O tipo penal do artigo 147 do Código Penal, ao definir o delito de ameaça, descreve que o mal prometido deve ser injusto e grave, ou seja, deve ser sério e verossímil. Logo, sem tais requisitos, o fato é atípico. A partir dessas considerações, a 6ª Turma do Superior Tribunal de Justiça, por unanimidade, concedeu Habeas Corpus e trancou a ação contra uma mulher acusada de contratar uma pessoa para promover rituais de feitiçaria com o objetivo de causar a morte de sete pessoas.
Relatora do HC, a ministra Laurita Vaz destacou que a ameaça “deve ter potencialidade de concretização, sob a perspectiva da ciência e do homem médio, situação também não demonstrada no caso”. A julgadora considerou nulas, “porquanto baseadas em fato atípico (ameaça)”, a instauração do inquérito policial, as medidas cautelares determinadas e a ação penal, na qual também foi imputado o crime do artigo 241-B da Lei 8.069/1990 (Estatuto da Criança e do Adolescente).
Um delegado é uma das vítimas da suposta ameaça, que dependeria das forças do além para se consumar. Foi ele quem pediu ao Poder Judiciário mandado de busca e apreensão para a residência da então investigada. Secretária municipal de Saúde de São Simão (GO), a acusada também teve quebrado, com autorização judicial, o sigilo dos dados armazenados em seu celular. Fotografias de uma adolescente em cenas pornográficas (delito previsto na regra do ECA) e dos supostos ameaçados foram extraídas do aparelho.
A revista feita na casa da ré também resultou na apreensão de diversos objetos a serem utilizados no ritual de feitiçaria, como cabeças de cera, pequenos caixões e um boneco vodu. Esses materiais teriam custado R$ 5 mil — quantia entregue pela acusada à mulher contratada para o trabalho espiritual. Além do delegado, figuram como vítimas das supostas ameaças um promotor de justiça, o presidente da Câmara Municipal de São Simão, um jornalista investigativo e mais três pessoas conhecidas na cidade.

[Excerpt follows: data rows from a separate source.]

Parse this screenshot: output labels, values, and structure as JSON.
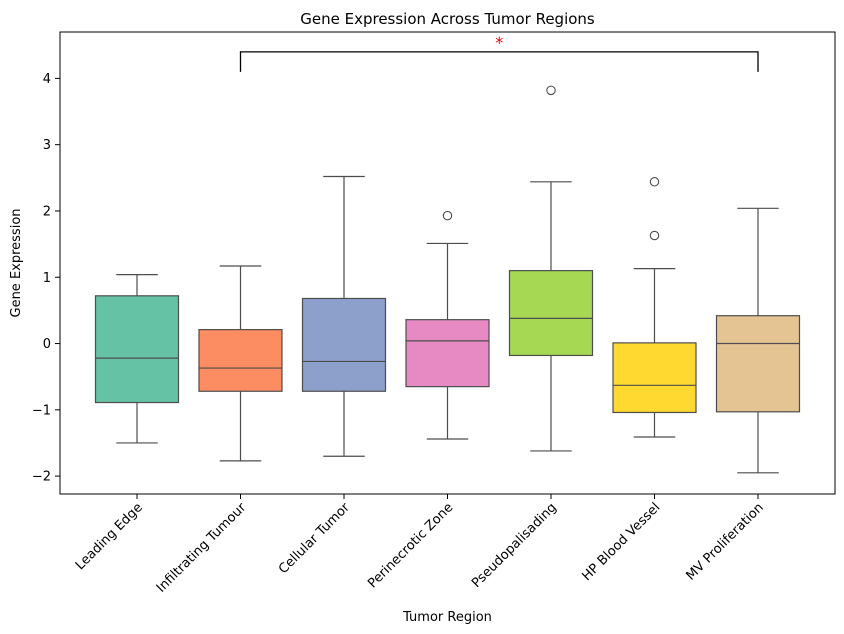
{
  "chart_data": {
    "type": "box",
    "title": "Gene Expression Across Tumor Regions",
    "xlabel": "Tumor Region",
    "ylabel": "Gene Expression",
    "ylim": [
      -2.27,
      4.7
    ],
    "yticks": [
      -2,
      -1,
      0,
      1,
      2,
      3,
      4
    ],
    "ytick_labels": [
      "−2",
      "−1",
      "0",
      "1",
      "2",
      "3",
      "4"
    ],
    "grid": false,
    "categories": [
      "Leading Edge",
      "Infiltrating Tumour",
      "Cellular Tumor",
      "Perinecrotic Zone",
      "Pseudopalisading",
      "HP Blood Vessel",
      "MV Proliferation"
    ],
    "boxes": [
      {
        "whisker_low": -1.5,
        "q1": -0.89,
        "median": -0.22,
        "q3": 0.72,
        "whisker_high": 1.04,
        "outliers": [],
        "color": "#66c2a5"
      },
      {
        "whisker_low": -1.77,
        "q1": -0.72,
        "median": -0.37,
        "q3": 0.21,
        "whisker_high": 1.17,
        "outliers": [],
        "color": "#fc8d62"
      },
      {
        "whisker_low": -1.7,
        "q1": -0.72,
        "median": -0.27,
        "q3": 0.68,
        "whisker_high": 2.52,
        "outliers": [],
        "color": "#8da0cb"
      },
      {
        "whisker_low": -1.44,
        "q1": -0.65,
        "median": 0.04,
        "q3": 0.36,
        "whisker_high": 1.51,
        "outliers": [
          1.93
        ],
        "color": "#e78ac3"
      },
      {
        "whisker_low": -1.62,
        "q1": -0.18,
        "median": 0.38,
        "q3": 1.1,
        "whisker_high": 2.44,
        "outliers": [
          3.82
        ],
        "color": "#a6d854"
      },
      {
        "whisker_low": -1.41,
        "q1": -1.04,
        "median": -0.63,
        "q3": 0.01,
        "whisker_high": 1.13,
        "outliers": [
          1.63,
          2.44
        ],
        "color": "#ffd92f"
      },
      {
        "whisker_low": -1.95,
        "q1": -1.03,
        "median": 0.0,
        "q3": 0.42,
        "whisker_high": 2.04,
        "outliers": [],
        "color": "#e5c494"
      }
    ],
    "annotation": {
      "from": "Infiltrating Tumour",
      "to": "MV Proliferation",
      "y": 4.4,
      "text": "*",
      "color": "#e00000"
    }
  }
}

Na decisão que recebeu a denúncia contra a secretária municipal, o juízo de primeiro grau suspendeu o exercício do cargo público ocupado pela ré. A defesa da secretária impetrou Habeas Corpus no Tribunal de Justiça de Goiás, que não vislumbrou ilegalidades nas medidas cautelares deferidas, no inquérito policial e na ação penal. Para o colegiado, “a existência de fato com feição penal envolvendo a suposta atuação da paciente em constrangimento ilegal contra diversas autoridades expõe justa causa”.
Parecer do MPF
A subprocuradora-geral da República Ana Borges Coelho Santos opinou pela concessão do Habeas Corpus impetrado no STJ para decretar a nulidade do inquérito policial e da ação penal, além de revogar a suspensão do exercício das funções públicas. A representante do Ministério Público Federal também sugeriu a expedição de ofício às Corregedorias da Polícia Civil e do Ministério Público de Goiás para a apuração de eventual infração disciplinar por parte de integrantes dessas instituições.

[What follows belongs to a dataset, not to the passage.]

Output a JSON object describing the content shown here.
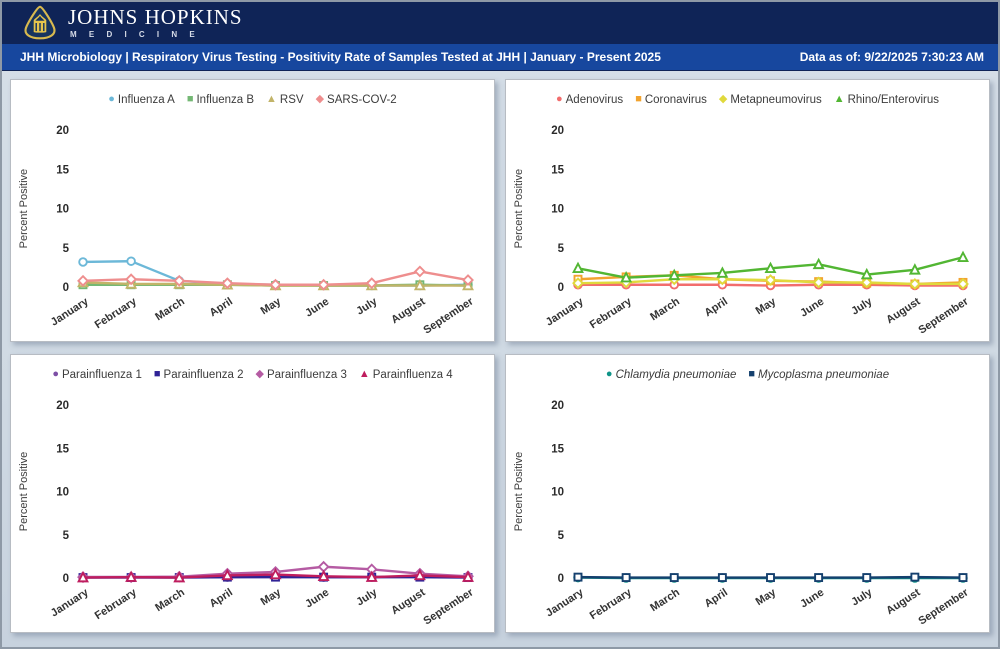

“O caso causa perplexidade, pois as circunstâncias fáticas e jurídicas existentes à época, se analisadas com a frieza e equilíbrio necessários, não permitiriam a instauração de inquérito policial, nem quiçá as gravosas medidas de busca e apreensão domiciliar, quebra do sigilo telefônico e suspensão do exercício das funções públicas”, justificou Ana Borges. Conforme a subprocuradora-geral, por mais reprovável que tenha sido a atitude da acusada sob o ponto de vista moral, a conduta descrita é irrelevante no âmbito penal.
A ministra Laurita Vaz acolheu o parecer do MPF e o seu voto foi seguido pelos ministros Sebastião Reis Júnior, Rogerio Schietti Cruz, Antonio Saldanha Palheiro e Jesuíno Rissato (desembargador convocado do TJ-DF). Para a 6ª Turma do STJ, não houve nenhuma menção no inquérito ou na ação a respeito da suposta intenção da ré de infundir temor, mas tão somente foi narrada a contratação de trabalho espiritual visando a “eliminar diversas pessoas”.